Quienes hayan conocido y tratado de cerca
de a Ordóñez, entenderán la verosimilitud de la anécdota.
Refiero este otro “momento”, para el que suscribe embarazoso, a la vista de la
noticia que acaba de aparecer en la prensa taurina, según la cual El
Soro “intensifica su preparación”
de cara a una posible reaparición en los ruedos. Mala noticia, vive Dios. Mala
para él, para el torero. He consultado a los mejores especialistas en cirugía y
a las máximas autoridades en traumatología –entre ellos al propio doctor Guillén, que le intervino en varias
ocasiones—y la diagnosis es siempre la misma: El Soro está cojo.

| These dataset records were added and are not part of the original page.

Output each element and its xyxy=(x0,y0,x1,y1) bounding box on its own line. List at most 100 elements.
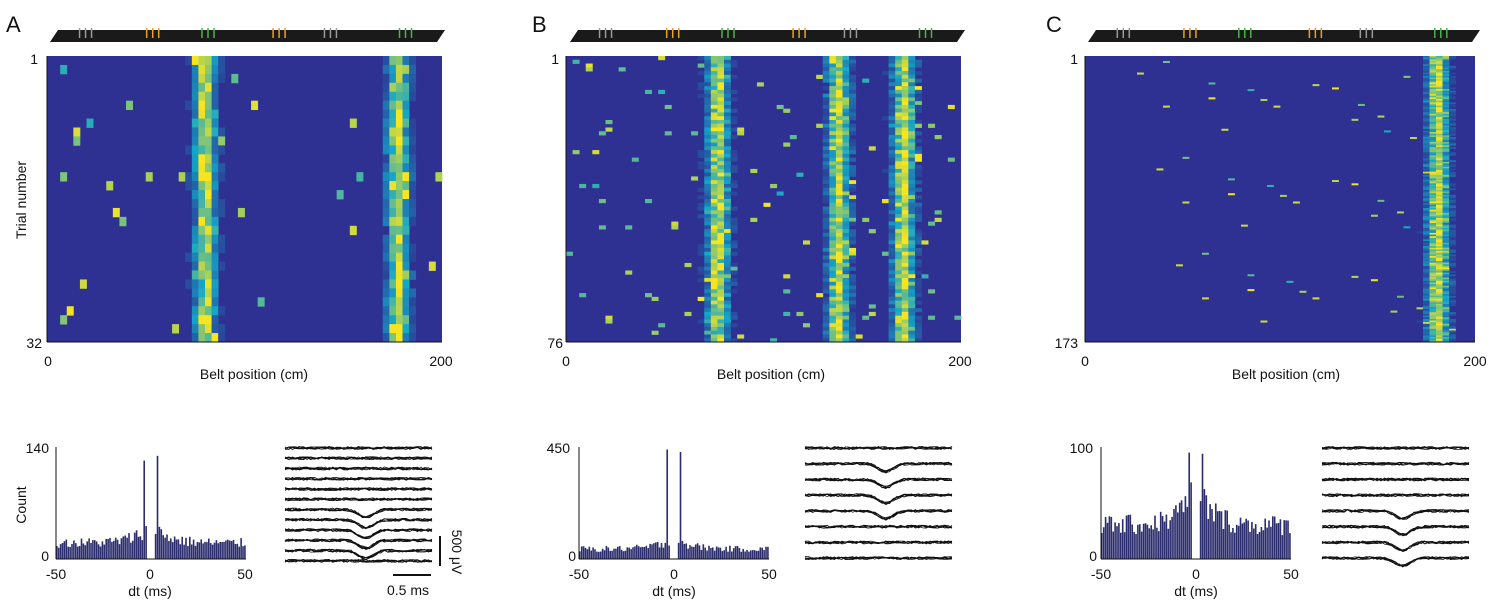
hist-b-xtick-0: -50 xyxy=(569,566,589,582)
raster-cell xyxy=(888,71,896,76)
raster-cell xyxy=(710,101,718,106)
hist-bar xyxy=(1203,489,1206,559)
raster-cell xyxy=(835,270,843,275)
raster-cell xyxy=(1449,287,1456,290)
raster-cell xyxy=(835,251,843,256)
raster-cell xyxy=(835,86,843,91)
raster-cell xyxy=(1436,307,1443,310)
raster-cell xyxy=(849,142,857,147)
raster-cell xyxy=(724,157,731,162)
raster-cell xyxy=(888,168,896,174)
raster-cell xyxy=(888,259,896,264)
hist-bar xyxy=(242,546,244,559)
raster-cell xyxy=(901,244,909,249)
raster-cell xyxy=(1429,56,1437,59)
raster-cell xyxy=(849,116,857,121)
raster-cell xyxy=(1436,279,1443,282)
raster-cell xyxy=(710,296,718,302)
raster-cell xyxy=(1423,198,1430,201)
raster-cell xyxy=(717,285,725,290)
raster-cell xyxy=(842,326,850,332)
raster-cell xyxy=(717,63,725,68)
raster-cell xyxy=(901,278,909,283)
raster-cell xyxy=(1423,280,1430,283)
raster-cell xyxy=(849,202,857,207)
hist-bar xyxy=(183,544,185,559)
raster-cell xyxy=(717,338,725,343)
waveform-trace xyxy=(1321,556,1470,567)
raster-cell xyxy=(389,324,397,334)
raster-cell xyxy=(908,330,916,335)
raster-cell xyxy=(389,225,397,236)
raster-cell xyxy=(829,240,837,245)
raster-cell xyxy=(730,157,738,162)
raster-cell xyxy=(1423,317,1430,320)
raster-cell xyxy=(1429,327,1437,330)
raster-cell xyxy=(1423,183,1430,186)
raster-cell xyxy=(1436,72,1443,75)
raster-cell xyxy=(211,225,219,236)
raster-cell xyxy=(1436,137,1443,140)
raster-cell xyxy=(1429,237,1437,240)
raster-cell xyxy=(198,288,206,298)
raster-cell xyxy=(724,247,731,253)
raster-cell xyxy=(822,176,830,181)
waveform-trace xyxy=(1321,477,1470,482)
raster-cell xyxy=(1429,282,1437,285)
waveform-trace xyxy=(1321,493,1470,498)
raster-cell xyxy=(1423,95,1430,98)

Siempre será un cojo más o menos disimulado. Podrá mejorar con alguna prótesis
o valerse mejor con una adecuada rehabilitación, pero seguirá estando cojo. Y
los cojos, ni pueden practicar deportes, porque exigen esfuerzo físico y
ligereza de piernas ni mucho menos torear y hacer de la suerte de banderillas
una especialidad.
El bueno de Vicente bien podría servir de ejemplo de una carrera taurina
meteórica y exitosa pésimamente administrada. No diré que fue figura del toreo,
pero “a su manera”, toreó tanto como
el que más, disputó las palmas a los diestros más célebres de su tiempo –Paquirri, Manzanares, Capea, Dámaso y
un largo etcétera—y, desde luego, se fajó con los compañeros matadores
consumados protagonistas del segundo tercio, Esplá, Mendes, Morenito y otros. Ignoro si llegó a amasar una gran
fortuna, pero estoy convencido de que algunos cientos de millones de las
pesetas de aquellos años se pasearon por sus cuentas bancarias. Manirroto y mal
asesorado en inversiones, acabó perdido por oscuros laberintos de insalubridad
placentera y tieso como una regla.
Le tengo un gran afecto al Soro.
Nos abrazamos en cada encuentro, fortuito o programado, y no le pregunto para
nada por su rodilla desde que me la mostró en la clínica Fremap de Majadahonda
una mañana del postoperatorio, junto a su entonces esposa Suzette. Había sufrido la enésima intervención quirúrgica y aquella
tumefacta porción de carne, unida por la larga y enrevesada cremallera de la
sutura me dejó mal cuerpo. Entonces Vicente
lo tenía claro: el toreo acabó para él. Había salvado la pierna y podría
caminar sin muletas, que ya es bastante.
Comprendo que los avatares y las
circunstancias de su vida azarosa fuera de los ruedos (y perniciosa, sin
paliativos) le hayan llevado a plantearse la quimera de volver a vestir el
traje de luces; pero es un disparate. Cumplidos los cincuenta, la forma física
no se recupera con facilidad y una rodilla tan recauchutada de ligamentos y tan
martirizada por la cirugía puede saltar en pedazos ante cualquier esfuerzo. A
mayores, pongan un toro delante. O corriendo en su busca, que es peor. Lo
dicho, un disparate.
Quédate, Sorito de mi alma, con tus canas
limpias de menjunjes, tus discretos michelines y tu leve cojera paseando esa
torería original huertana de millor
mestre, que dirían en Foios. Búscate la vida, si quieres dentro del mundo
de los toros, pero fuera del ruedo. Nos harás un poco más felices a los que no
queremos ver a la tragedia o la compasión en traje de luces. A los que un día
ya lejano vimos en Valencia a aquél Soro fantástico –lo digo y lo diré
mil veces—encajando la yema de los dedos de la mano izquierda en las muescas
del estaquillador y bordando el toreo al natural. Aunque fuera a “su manera”.